Firearms, of all types, are prohibited on the buses, along with acids and ammunition and other items, according to the company's baggage policy.
But the company does not physically screen all customers and luggage, such as at airports and courthouses that make people pass through a screening area and a metal detector. Boatman would have been able to ride the buses without being stopped by anyone, unless something about his behavior or luggage tipped off an employee that he was armed, Folmnsbee said.
The company, she said, is concerned about passenger safety, but it would not be feasible for employees to screen every person or piece of luggage without hurting service. Annually, the company handles more than 20 million bags.
Folmnsbee said Greyhound does operate a passenger screening program where an entire bus load of people is randomly selected for a search. The program went into effect after the Sept. 11 terrorist attacks in New York City in 2001 and is funded by a grant issued by the Transportation Security Administration.
The program, however, only can take place at the company's 80 owned stations nationwide. In the United States, there also are about 950 stations managed by another business or person contracted to Greyhound. Both stops in Ocala and Clearwater, where officers say Boatman got on a Greyhound bus, are not owned by the company.

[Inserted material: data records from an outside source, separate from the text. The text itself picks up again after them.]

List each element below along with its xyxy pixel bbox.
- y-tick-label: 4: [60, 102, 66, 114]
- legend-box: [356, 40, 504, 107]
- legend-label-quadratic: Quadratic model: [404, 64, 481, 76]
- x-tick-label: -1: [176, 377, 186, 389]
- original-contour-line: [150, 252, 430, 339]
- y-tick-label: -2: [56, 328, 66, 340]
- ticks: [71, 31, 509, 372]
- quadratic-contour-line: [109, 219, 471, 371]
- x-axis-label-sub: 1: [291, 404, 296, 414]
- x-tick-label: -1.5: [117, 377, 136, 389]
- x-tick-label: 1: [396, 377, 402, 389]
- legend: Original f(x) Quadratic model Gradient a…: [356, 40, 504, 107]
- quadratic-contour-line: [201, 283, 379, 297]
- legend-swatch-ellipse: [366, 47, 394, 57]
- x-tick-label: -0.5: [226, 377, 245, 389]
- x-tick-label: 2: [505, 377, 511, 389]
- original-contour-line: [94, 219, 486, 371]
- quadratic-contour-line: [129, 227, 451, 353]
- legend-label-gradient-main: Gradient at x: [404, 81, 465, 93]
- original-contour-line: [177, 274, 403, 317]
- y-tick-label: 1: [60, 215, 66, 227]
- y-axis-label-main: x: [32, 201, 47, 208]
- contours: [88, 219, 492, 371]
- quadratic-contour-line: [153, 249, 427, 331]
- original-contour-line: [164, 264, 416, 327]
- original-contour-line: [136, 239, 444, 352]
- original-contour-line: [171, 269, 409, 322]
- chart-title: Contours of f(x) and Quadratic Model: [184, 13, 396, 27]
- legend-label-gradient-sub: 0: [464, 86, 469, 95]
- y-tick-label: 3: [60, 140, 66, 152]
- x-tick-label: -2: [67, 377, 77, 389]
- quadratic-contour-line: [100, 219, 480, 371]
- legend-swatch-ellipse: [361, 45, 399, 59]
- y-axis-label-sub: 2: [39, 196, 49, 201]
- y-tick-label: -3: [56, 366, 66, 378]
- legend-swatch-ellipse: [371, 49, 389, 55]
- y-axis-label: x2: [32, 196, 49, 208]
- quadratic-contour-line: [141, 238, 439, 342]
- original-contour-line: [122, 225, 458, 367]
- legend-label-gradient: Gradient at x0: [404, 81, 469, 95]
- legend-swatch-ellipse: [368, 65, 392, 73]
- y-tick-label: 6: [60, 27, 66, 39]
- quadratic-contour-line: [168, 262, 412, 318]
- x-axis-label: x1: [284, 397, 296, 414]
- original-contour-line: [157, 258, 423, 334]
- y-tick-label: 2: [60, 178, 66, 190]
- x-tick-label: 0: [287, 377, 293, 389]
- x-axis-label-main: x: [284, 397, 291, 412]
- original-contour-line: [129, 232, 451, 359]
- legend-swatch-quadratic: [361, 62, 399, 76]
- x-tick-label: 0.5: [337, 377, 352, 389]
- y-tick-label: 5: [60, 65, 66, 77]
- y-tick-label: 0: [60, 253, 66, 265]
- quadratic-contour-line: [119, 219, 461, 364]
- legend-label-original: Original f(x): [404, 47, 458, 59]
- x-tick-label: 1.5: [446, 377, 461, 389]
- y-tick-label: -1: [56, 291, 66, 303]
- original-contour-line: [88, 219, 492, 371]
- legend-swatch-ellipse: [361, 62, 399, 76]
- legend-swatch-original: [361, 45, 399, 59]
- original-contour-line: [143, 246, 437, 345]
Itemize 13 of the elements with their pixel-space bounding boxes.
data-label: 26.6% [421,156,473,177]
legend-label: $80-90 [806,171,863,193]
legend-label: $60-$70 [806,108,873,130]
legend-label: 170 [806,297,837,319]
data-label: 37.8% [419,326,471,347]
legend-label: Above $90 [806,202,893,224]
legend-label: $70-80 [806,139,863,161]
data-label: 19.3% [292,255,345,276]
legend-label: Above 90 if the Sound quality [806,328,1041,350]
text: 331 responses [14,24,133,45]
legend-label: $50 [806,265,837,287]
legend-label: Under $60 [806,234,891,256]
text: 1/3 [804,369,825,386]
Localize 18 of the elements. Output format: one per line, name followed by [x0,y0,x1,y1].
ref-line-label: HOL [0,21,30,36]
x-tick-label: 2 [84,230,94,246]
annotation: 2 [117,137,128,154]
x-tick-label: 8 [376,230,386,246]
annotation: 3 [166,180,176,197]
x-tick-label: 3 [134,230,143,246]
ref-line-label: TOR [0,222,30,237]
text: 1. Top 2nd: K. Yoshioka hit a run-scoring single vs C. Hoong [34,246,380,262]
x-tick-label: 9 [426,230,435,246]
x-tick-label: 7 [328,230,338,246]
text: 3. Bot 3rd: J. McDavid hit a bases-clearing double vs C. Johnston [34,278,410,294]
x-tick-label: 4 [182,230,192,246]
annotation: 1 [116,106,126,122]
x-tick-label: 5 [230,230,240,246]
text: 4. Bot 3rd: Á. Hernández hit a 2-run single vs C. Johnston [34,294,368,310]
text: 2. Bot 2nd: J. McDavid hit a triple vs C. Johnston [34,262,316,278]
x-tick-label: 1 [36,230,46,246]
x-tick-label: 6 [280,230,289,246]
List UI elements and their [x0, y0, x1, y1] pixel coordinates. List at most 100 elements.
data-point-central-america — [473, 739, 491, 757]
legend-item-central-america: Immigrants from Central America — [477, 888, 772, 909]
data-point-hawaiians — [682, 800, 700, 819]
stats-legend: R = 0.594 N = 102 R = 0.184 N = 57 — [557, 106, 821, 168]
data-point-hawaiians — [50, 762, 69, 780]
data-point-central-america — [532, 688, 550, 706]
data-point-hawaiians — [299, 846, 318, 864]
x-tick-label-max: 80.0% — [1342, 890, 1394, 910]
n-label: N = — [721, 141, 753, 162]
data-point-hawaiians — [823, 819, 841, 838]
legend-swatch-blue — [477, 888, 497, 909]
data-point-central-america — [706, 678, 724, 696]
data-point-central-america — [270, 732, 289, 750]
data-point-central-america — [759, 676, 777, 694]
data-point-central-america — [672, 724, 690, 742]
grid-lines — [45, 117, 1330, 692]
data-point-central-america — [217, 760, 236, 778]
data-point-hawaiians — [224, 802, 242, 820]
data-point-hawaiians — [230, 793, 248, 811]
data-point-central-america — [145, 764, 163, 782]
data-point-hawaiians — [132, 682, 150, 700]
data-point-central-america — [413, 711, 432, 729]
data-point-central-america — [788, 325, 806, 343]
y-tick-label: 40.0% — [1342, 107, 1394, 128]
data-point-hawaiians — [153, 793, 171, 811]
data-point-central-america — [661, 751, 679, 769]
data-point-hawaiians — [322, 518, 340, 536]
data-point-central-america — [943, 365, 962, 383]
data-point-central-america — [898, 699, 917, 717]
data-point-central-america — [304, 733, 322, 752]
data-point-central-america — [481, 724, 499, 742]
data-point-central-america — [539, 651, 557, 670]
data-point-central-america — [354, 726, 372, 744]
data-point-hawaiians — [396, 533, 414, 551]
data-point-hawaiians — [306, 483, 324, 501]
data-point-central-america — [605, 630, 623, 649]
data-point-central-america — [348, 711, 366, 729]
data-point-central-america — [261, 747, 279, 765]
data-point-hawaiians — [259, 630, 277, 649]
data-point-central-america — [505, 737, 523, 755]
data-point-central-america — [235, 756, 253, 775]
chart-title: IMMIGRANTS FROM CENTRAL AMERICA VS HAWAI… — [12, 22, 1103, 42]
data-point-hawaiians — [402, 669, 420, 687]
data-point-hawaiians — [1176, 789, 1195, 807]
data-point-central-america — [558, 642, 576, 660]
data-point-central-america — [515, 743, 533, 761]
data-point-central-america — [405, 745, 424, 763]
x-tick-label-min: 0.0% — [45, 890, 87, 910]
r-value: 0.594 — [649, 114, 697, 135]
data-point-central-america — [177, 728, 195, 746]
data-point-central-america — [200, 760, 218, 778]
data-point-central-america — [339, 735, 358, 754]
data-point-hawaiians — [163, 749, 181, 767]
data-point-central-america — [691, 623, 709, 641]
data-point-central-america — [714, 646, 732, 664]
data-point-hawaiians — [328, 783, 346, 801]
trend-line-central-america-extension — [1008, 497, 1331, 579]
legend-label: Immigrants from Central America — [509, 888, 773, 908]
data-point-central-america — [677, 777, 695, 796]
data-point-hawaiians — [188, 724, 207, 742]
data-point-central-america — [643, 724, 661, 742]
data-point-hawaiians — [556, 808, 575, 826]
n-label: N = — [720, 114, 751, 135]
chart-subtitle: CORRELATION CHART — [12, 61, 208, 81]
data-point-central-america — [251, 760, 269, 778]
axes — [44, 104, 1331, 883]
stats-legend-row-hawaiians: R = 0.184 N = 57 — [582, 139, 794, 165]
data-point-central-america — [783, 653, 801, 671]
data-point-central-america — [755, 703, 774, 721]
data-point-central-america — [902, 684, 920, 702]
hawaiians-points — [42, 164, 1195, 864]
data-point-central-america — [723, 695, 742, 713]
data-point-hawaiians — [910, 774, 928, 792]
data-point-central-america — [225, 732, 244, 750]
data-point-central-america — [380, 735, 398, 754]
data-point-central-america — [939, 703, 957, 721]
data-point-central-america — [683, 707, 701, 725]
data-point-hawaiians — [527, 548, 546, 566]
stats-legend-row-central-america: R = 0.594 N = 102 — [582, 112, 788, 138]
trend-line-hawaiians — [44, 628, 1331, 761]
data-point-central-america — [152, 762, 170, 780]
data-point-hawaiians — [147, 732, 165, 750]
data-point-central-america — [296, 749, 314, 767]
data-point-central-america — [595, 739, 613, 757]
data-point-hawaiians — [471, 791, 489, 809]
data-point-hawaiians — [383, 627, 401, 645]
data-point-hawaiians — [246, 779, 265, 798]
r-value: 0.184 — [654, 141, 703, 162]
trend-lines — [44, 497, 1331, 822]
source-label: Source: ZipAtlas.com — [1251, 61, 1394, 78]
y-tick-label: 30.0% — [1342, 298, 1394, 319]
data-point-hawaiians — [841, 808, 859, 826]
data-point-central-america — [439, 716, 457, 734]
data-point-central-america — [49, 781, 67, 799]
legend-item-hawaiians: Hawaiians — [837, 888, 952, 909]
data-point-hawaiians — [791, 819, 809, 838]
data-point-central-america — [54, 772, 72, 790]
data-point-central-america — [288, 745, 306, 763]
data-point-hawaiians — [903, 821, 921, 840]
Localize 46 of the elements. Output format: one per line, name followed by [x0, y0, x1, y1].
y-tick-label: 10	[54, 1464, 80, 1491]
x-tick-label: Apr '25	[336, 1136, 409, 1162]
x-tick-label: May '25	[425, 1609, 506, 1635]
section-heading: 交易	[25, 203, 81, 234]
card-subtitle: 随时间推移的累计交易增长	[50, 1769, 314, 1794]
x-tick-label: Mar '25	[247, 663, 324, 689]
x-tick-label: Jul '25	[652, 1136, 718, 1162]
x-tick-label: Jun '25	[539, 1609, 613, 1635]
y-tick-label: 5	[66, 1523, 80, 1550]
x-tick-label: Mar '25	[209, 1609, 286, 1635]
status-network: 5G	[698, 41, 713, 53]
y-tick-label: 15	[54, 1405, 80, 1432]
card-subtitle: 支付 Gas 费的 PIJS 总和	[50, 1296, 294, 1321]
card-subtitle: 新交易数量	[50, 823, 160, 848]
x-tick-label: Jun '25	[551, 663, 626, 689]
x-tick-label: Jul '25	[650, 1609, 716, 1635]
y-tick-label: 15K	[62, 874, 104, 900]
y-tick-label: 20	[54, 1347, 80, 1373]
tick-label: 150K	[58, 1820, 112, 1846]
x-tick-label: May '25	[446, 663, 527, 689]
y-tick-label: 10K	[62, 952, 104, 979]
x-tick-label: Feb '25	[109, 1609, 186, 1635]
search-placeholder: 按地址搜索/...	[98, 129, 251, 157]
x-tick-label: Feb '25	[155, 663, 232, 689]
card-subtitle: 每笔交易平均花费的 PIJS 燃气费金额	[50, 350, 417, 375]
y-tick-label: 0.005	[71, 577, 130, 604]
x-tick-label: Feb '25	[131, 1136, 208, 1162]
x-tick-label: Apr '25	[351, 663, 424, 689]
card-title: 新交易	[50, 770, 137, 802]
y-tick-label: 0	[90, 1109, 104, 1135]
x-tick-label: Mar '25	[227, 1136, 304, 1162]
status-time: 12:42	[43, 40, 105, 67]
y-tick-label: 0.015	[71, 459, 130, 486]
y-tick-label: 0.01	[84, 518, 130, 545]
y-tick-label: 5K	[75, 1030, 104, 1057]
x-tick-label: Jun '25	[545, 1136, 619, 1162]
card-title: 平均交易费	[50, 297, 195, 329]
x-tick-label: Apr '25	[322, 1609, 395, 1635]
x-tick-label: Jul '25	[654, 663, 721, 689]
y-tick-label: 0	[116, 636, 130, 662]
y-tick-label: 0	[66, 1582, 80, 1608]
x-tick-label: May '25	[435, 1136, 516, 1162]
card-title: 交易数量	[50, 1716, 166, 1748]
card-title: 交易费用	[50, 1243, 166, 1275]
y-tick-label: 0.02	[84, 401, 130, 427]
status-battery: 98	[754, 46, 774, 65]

Folmnsbee said the company is aware of the investigation surrounding Parker's and Peck's deaths and Boatman and have been cooperating with authorities.
She said she did not know if the case had resulted in any internal investigation at the company to examine issues surrounding Boatman carrying a gun onto the buses.
Folmnsbee said comparing security services at airports to Greyhound's stations, which operate more like a mass transit system, is "just completely comparing apples to oranges."
Airport security is funded and operated by the Transportation Security Administration, she said. "Airlines have a closed system," she said, referring to customer access to terminals. And there are fewer airports than Greyhound stations in the United States, she said.
Relatives found the bodies of Parker and Peck near their camp site in the Ocala National Forest on Jan. 7. The two had been shot multiple times. Officers allege Boatman left his home and traveled to Marion County where, he later told a friend, he went out to the woods and killed "two preppy kids" he had come across.
Boatman is being held without bond at the Marion County jail and could face the death penalty for the killings.